Each of Hansen’s stories have these little moments of grace. Whether through a soccer mom finding meaning and purpose in baking cupcakes that end up saving the life of a diabetic old man (“Frost”), or a boy experiencing the thrill of runner’s high and the even greater thrill of a smiling wave from his crush (“Measuring Time”), or a young woman who gives aid and comfort to a teenage girl on the Amtrak who is drunk and vomiting (“On the Hi-Line”), and even through an insecure young professor sharing a moment of connection with an older colleague over (gasp!) a very uncultured Terry Redlin print (“Wildlife”). These moments lead to transcendence through the physical and temporal; in place and time and mediated through people. Theologically speaking, Hansen’s vision is extremely sacramental, where transcendence of the banal and ordinary is always achieved through the immanent—through the banal and ordinary.

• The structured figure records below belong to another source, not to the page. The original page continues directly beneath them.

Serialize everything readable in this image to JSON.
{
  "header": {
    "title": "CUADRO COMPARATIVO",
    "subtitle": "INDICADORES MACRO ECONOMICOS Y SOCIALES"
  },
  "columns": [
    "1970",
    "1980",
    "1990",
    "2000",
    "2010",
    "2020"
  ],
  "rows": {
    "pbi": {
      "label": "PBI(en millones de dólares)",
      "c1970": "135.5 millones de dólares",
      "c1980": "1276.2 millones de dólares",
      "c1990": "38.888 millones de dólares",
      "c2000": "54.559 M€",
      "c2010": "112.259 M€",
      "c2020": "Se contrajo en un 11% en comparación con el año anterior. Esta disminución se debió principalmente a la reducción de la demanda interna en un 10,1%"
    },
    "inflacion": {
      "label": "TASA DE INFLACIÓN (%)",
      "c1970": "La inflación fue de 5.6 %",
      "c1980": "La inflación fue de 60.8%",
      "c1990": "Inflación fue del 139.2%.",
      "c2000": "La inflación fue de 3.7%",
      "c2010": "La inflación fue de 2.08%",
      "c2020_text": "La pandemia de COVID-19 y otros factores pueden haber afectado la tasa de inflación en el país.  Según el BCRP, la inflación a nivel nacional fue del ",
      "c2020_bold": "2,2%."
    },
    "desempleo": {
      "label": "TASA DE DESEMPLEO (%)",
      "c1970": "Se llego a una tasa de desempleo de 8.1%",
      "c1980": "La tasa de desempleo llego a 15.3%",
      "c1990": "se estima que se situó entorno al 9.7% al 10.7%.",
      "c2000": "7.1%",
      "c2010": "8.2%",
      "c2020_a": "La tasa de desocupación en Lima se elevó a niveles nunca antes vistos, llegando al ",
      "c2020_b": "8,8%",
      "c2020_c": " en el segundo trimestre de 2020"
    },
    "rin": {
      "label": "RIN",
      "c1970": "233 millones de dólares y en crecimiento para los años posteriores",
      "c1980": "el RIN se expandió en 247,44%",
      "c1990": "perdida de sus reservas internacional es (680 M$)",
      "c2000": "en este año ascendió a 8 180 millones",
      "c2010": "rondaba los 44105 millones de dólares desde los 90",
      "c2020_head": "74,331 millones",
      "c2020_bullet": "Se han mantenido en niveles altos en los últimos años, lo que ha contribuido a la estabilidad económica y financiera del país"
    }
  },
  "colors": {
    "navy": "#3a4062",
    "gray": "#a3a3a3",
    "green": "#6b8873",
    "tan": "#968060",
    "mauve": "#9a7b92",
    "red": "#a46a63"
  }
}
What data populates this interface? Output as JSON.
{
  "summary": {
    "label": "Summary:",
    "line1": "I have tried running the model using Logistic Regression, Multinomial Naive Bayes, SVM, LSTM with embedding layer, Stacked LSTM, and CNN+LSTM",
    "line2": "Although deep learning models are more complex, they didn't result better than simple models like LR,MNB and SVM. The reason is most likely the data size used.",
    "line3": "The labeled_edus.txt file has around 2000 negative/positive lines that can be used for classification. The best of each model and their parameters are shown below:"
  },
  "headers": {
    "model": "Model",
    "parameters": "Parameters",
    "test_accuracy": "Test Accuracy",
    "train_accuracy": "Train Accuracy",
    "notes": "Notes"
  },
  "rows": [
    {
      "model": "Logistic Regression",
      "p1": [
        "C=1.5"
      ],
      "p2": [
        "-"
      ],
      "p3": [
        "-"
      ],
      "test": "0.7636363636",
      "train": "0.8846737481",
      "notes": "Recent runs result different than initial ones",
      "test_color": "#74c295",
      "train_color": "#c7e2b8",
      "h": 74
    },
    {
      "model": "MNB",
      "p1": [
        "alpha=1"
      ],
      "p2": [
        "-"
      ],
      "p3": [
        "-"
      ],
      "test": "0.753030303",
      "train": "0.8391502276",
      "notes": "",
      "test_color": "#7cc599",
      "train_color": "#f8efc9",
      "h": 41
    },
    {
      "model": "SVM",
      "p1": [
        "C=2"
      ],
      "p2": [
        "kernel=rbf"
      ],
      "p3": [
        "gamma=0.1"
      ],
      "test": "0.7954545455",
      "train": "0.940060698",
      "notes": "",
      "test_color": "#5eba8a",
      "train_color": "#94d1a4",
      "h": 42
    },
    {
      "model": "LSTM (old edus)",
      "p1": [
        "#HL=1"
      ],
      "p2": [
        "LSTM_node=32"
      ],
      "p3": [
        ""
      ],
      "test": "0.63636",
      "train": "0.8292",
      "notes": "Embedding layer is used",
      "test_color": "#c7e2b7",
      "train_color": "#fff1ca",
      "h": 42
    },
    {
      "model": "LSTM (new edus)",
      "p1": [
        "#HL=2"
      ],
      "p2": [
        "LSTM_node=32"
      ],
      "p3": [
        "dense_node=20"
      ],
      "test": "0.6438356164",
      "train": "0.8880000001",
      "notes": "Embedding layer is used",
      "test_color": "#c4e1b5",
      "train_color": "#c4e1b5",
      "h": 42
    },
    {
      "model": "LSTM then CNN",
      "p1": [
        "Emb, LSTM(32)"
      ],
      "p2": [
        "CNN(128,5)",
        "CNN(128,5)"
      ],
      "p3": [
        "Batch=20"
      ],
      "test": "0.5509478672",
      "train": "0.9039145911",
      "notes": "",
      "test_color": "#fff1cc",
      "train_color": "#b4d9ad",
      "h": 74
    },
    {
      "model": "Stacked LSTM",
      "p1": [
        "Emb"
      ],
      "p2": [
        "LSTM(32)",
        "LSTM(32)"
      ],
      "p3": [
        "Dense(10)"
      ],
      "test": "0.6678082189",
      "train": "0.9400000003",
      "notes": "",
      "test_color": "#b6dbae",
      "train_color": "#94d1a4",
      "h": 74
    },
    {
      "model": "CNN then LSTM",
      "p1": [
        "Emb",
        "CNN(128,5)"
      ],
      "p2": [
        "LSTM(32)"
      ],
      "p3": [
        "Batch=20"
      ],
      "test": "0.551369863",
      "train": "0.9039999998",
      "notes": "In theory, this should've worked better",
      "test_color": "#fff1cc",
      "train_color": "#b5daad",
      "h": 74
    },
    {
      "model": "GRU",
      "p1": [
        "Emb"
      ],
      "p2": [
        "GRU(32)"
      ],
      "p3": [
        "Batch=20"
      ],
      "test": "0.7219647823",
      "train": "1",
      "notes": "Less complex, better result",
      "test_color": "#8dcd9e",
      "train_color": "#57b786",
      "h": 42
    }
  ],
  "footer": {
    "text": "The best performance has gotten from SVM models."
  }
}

Through these unassuming moments of grace, and the corresponding opening of reality that his characters experience, Hansen shows why he is worth reading. For he articulates the complex nature of all human life, even the simplest of lives. The hopes, dreams, loves, griefs, joys, worries, and conquests of his small-town characters are our own. For this reason, I hope this collection will find a large readership both from those of us living in flyover country, and from those in the planes above.

Jeffrey Wald

Jeffrey Wald’s work has appeared in publications such as Dappled Things, The Front Porch Republic, and Genealogies of Modernity.